Dubai, United Arab Emarites Ships packed with 17,000 sailors and Marines moved into the Persian Gulf on Wednesday as the U.S. Navy staged another show of force off Iran's coast just days before U.S.-Iran talks in Baghdad.
The carrier strike groups led by the USS John C. Stennis and USS Nimitz were joined by the amphibious assault ship USS Bonhomme Richard and its own strike group, which includes two landing ships carrying 2,100 members of the 13th Marine Expeditionary Unit.
Aircraft aboard the two carriers and the Bonhomme Richard were to conduct air training while the ships ran submarine, mine and other exercises.
The war games - which culminate in an amphibious landing exercise in Kuwait, just a few miles from Iran - appear to be a clear warning to Tehran, coming just ahead of the Baghdad talks and as the United Nations contemplates tightening sanctions against Iran over its nuclear program.
"There's a link to both events," said Mustafa Alani of the Dubai-based Gulf Research Center. "The Americans are sending a message to Iran that they are not coming to the negotiating table weak, but with their military at Tehran's doorstep."
Washington is also showing Iran that the U.S. military will act to defeat any Iranian war strategy of closing the straits, which Iran shares with Oman, Alani said.
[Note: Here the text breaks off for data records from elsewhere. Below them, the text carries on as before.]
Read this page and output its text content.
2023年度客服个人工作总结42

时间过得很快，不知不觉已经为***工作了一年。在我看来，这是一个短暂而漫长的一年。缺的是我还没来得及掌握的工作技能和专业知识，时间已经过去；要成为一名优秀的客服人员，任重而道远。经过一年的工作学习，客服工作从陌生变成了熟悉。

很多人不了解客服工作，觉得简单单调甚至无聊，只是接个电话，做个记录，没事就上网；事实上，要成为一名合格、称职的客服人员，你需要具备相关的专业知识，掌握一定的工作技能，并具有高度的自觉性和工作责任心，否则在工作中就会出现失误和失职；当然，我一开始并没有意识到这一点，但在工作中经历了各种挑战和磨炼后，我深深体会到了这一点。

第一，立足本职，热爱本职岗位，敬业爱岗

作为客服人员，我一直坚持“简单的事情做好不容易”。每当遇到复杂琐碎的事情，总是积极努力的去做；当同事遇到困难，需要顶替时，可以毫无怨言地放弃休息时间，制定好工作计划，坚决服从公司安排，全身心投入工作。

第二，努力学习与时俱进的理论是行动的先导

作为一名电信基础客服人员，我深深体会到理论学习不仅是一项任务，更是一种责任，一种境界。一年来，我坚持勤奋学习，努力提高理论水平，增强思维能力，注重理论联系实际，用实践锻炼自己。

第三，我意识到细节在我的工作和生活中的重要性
U.S. and Iranian ambassadors are to meet Monday in Baghdad to discuss Iraq's security issues. Tehran has objected to U.S. claims that Iran is supplying Iraqi Shiite militias with roadside bombs that kill American troops.
The U.S. has also accused Iran of covertly developing nuclear weapons; Iran says its nuclear program is peaceful.
Publicly, at least, the Navy isn't saying the maneuvers, which are expected to last several weeks, are directed at Iran.
"The timing of the exercise was determined by the availability of forces in the area of operations," said Lt. John Gay, spokesman for the Bahrain-based U.S. 5th Fleet. Warships under 5th Fleet command patrol the Gulf, Arabian Sea and Indian Ocean.